John Baniszewski, Hubbard, and Hobbs were each convicted of voluntary manslaughter and sentenced to eighteen months in a juvenile detention facility. By the time the now seventeen year old Hobbs was released, the severity of his crimes had sunk in and he suffered a nervous breakdown. He began a regime of heavy-chain smoking which had severely decayed his lungs by the time he was twenty. By the time he was twenty-one, he was dead of lung cancer.
Gertrude Baniszewski appealed, was granted a new trial, and was again found guilty, though this time she was sentenced to eighteen years to life. Over the course of the next eighteen years, Baniszewski became a model prisoner, working in the sewing shop and becoming a den-mother to younger female inmates. By the time she came up for parole in 1985, she had earned the prison nickname “Mom.”

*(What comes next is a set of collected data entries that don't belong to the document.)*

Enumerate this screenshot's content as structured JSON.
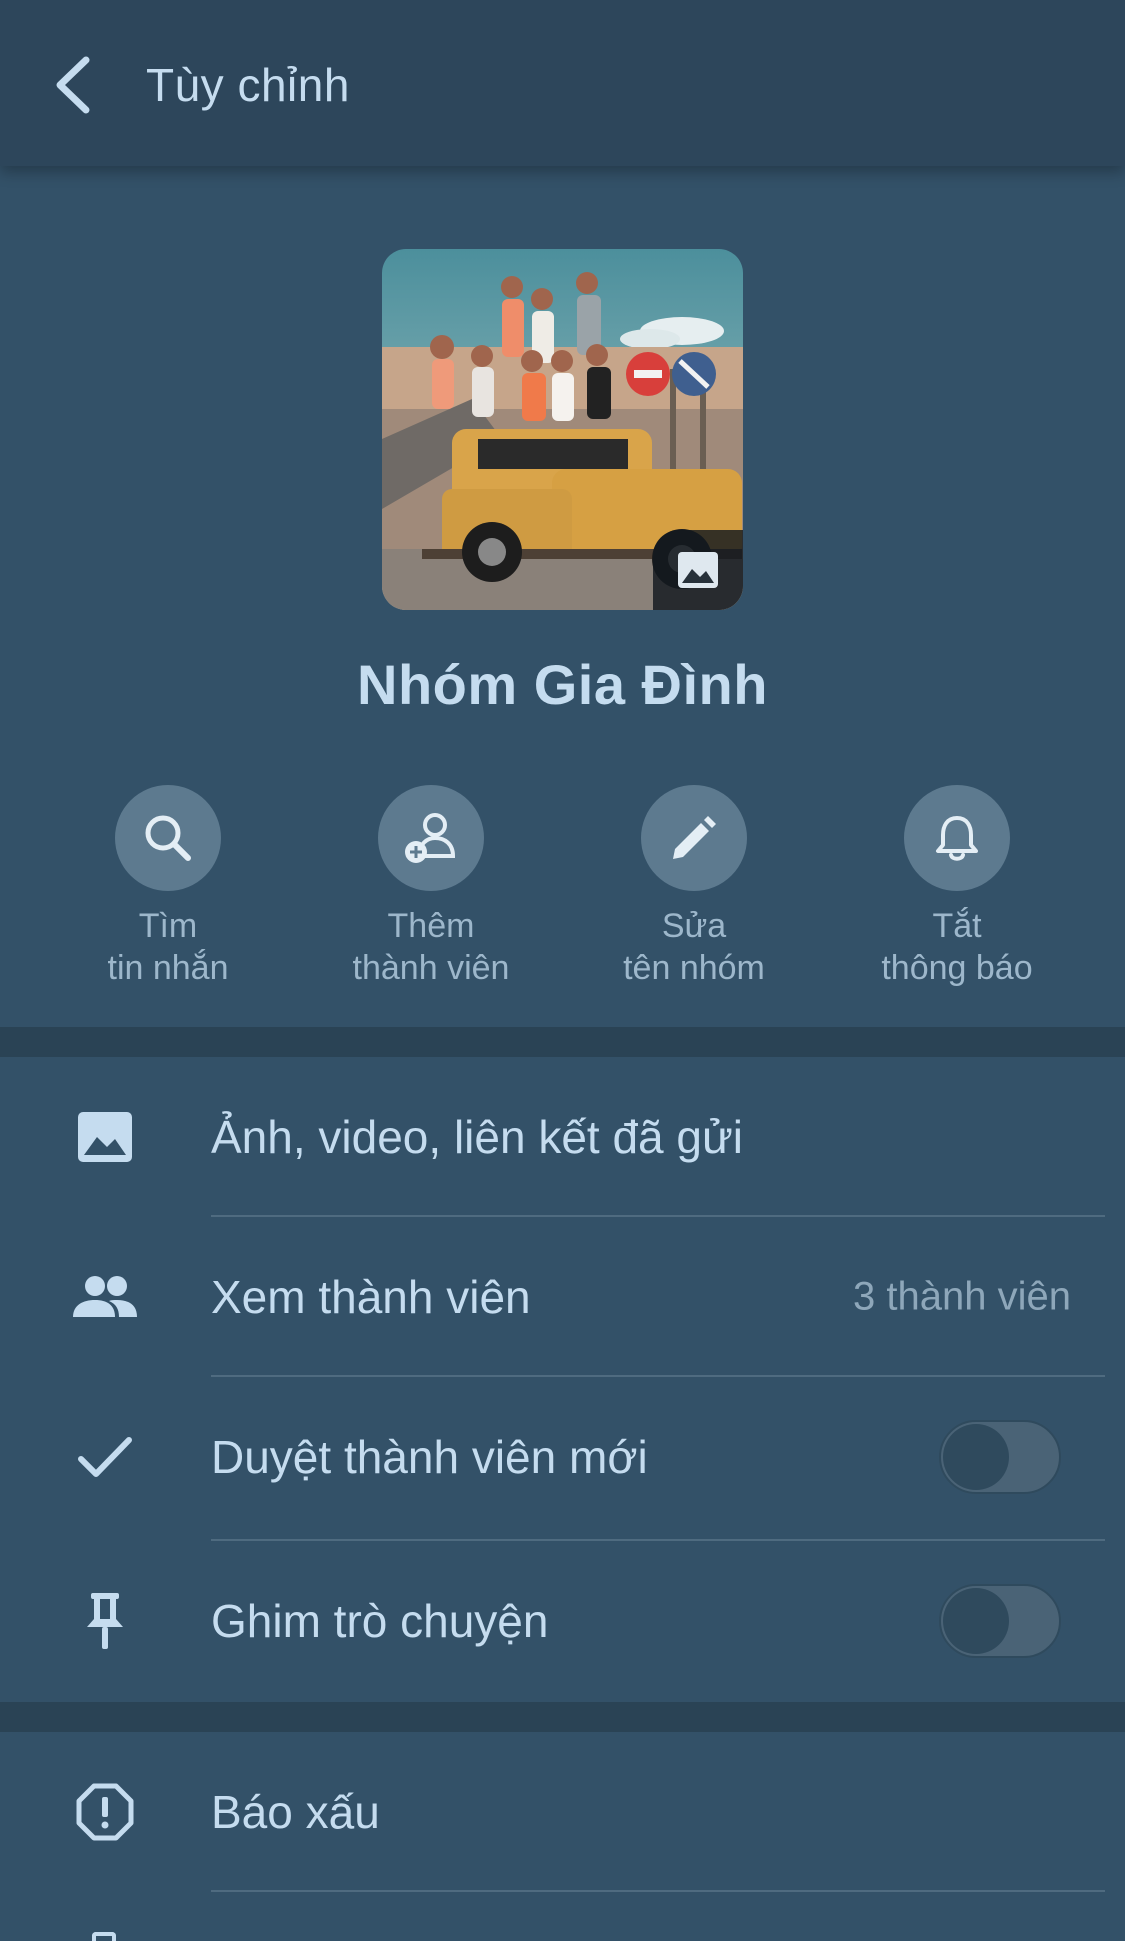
{
  "header": {
    "title": "Tùy chỉnh",
    "back_icon": "chevron-left-icon"
  },
  "group": {
    "name": "Nhóm Gia Đình",
    "avatar_icon": "group-photo",
    "edit_photo_icon": "image-icon"
  },
  "actions": [
    {
      "icon": "search-icon",
      "line1": "Tìm",
      "line2": "tin nhắn"
    },
    {
      "icon": "add-member-icon",
      "line1": "Thêm",
      "line2": "thành viên"
    },
    {
      "icon": "pencil-icon",
      "line1": "Sửa",
      "line2": "tên nhóm"
    },
    {
      "icon": "bell-icon",
      "line1": "Tắt",
      "line2": "thông báo"
    }
  ],
  "menu": {
    "media": {
      "label": "Ảnh, video, liên kết đã gửi",
      "icon": "image-icon"
    },
    "members": {
      "label": "Xem thành viên",
      "value": "3 thành viên",
      "icon": "people-icon"
    },
    "approve": {
      "label": "Duyệt thành viên mới",
      "icon": "check-icon",
      "enabled": false
    },
    "pin": {
      "label": "Ghim trò chuyện",
      "icon": "pin-icon",
      "enabled": false
    },
    "report": {
      "label": "Báo xấu",
      "icon": "alert-icon"
    }
  },
  "colors": {
    "background": "#335168",
    "header": "#2d465b",
    "text": "#c5dcef",
    "muted": "#8ea7ba",
    "action_circle": "#5d7a8f"
  }
}
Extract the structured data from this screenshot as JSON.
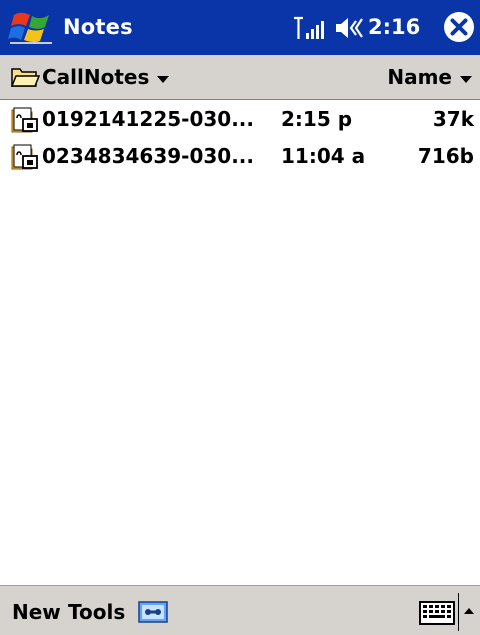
{
  "titlebar": {
    "app_title": "Notes",
    "clock": "2:16",
    "start_icon": "windows-flag-icon",
    "signal_icon": "signal-strength-icon",
    "volume_icon": "speaker-volume-icon",
    "close_icon": "close-icon"
  },
  "folderbar": {
    "folder_label": "CallNotes",
    "sort_label": "Name"
  },
  "files": [
    {
      "name": "0192141225-030...",
      "time": "2:15 p",
      "size": "37k",
      "icon": "voice-note-icon"
    },
    {
      "name": "0234834639-030...",
      "time": "11:04 a",
      "size": "716b",
      "icon": "voice-note-icon"
    }
  ],
  "menubar": {
    "new_label": "New",
    "tools_label": "Tools",
    "record_icon": "recording-toolbar-icon",
    "keyboard_icon": "keyboard-icon",
    "sip_arrow_icon": "up-arrow-icon"
  },
  "colors": {
    "titlebar_bg": "#0a35a8",
    "bar_bg": "#d6d3ce",
    "background": "#ffffff"
  }
}
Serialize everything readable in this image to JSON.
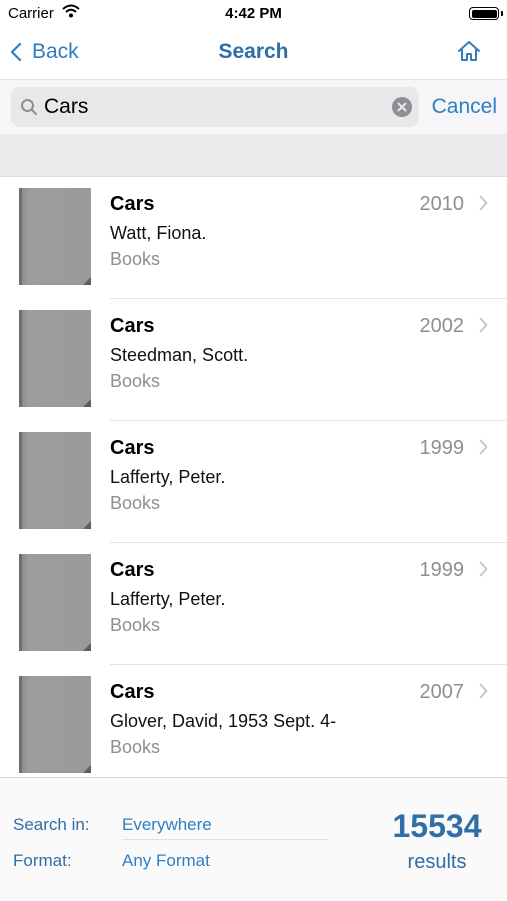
{
  "status_bar": {
    "carrier": "Carrier",
    "time": "4:42 PM"
  },
  "nav": {
    "back_label": "Back",
    "title": "Search"
  },
  "search": {
    "query": "Cars",
    "cancel_label": "Cancel"
  },
  "results": [
    {
      "title": "Cars",
      "author": "Watt, Fiona.",
      "format": "Books",
      "year": "2010"
    },
    {
      "title": "Cars",
      "author": "Steedman, Scott.",
      "format": "Books",
      "year": "2002"
    },
    {
      "title": "Cars",
      "author": "Lafferty, Peter.",
      "format": "Books",
      "year": "1999"
    },
    {
      "title": "Cars",
      "author": "Lafferty, Peter.",
      "format": "Books",
      "year": "1999"
    },
    {
      "title": "Cars",
      "author": "Glover, David, 1953 Sept. 4-",
      "format": "Books",
      "year": "2007"
    }
  ],
  "footer": {
    "search_in_label": "Search in:",
    "search_in_value": "Everywhere",
    "format_label": "Format:",
    "format_value": "Any Format",
    "result_count": "15534",
    "results_label": "results"
  },
  "colors": {
    "accent": "#2f7ec1",
    "title_blue": "#2f6ea6",
    "secondary_text": "#8e8e93"
  }
}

The Parole Hearing Of Gertrude Baniszewski
The news of Baniszewski’s parole hearing sent shockwaves through the Indiana community. Jenny Likens and her family appeared on television to speak out against Gertrude Baniszewski. The members of two anti-crime groups, Protect the Innocent and Society’s League Against Molestation, travelled to Indiana to oppose Baniszewski’s parole and support the Likens family, beginning a sidewalk picket campaign.
Over the course of two months, the groups collected 4500 signiatures from the citizens of Indiana demanding that Gertrude Baniszewski be kept behind bars. In spite of all this, Baniszewski was granted parole. During the hearing, she gave the following confession:”
I’m not sure what role I had in it… because I was on drugs. I never really knew her… I take full responsibility for whatever happened to Sylvia.
Gertrude Baniszewski Walks Free
Gertrude Baniszewski walked out of prison on December 4, 1985 and travelled to Iowa under the name Nadine Van Fossan. She died there of lung cancer in 1990. The fates of Baniszewski’s children remains largely unknown. Paula Baniszewski moved to Iowa and assumed a new identity; internet rumors claim that she is still alive and lives on a farm somewhere in the Iowa countryside. Stephanie Baniszewski became a school teacher and assumed a new name.
John Baniszewski changed his name to John Blake and worked as a truck driver before becoming a real estate agent and lay minister. He was never arrested again. He married and had three children, and has lived in anonymity.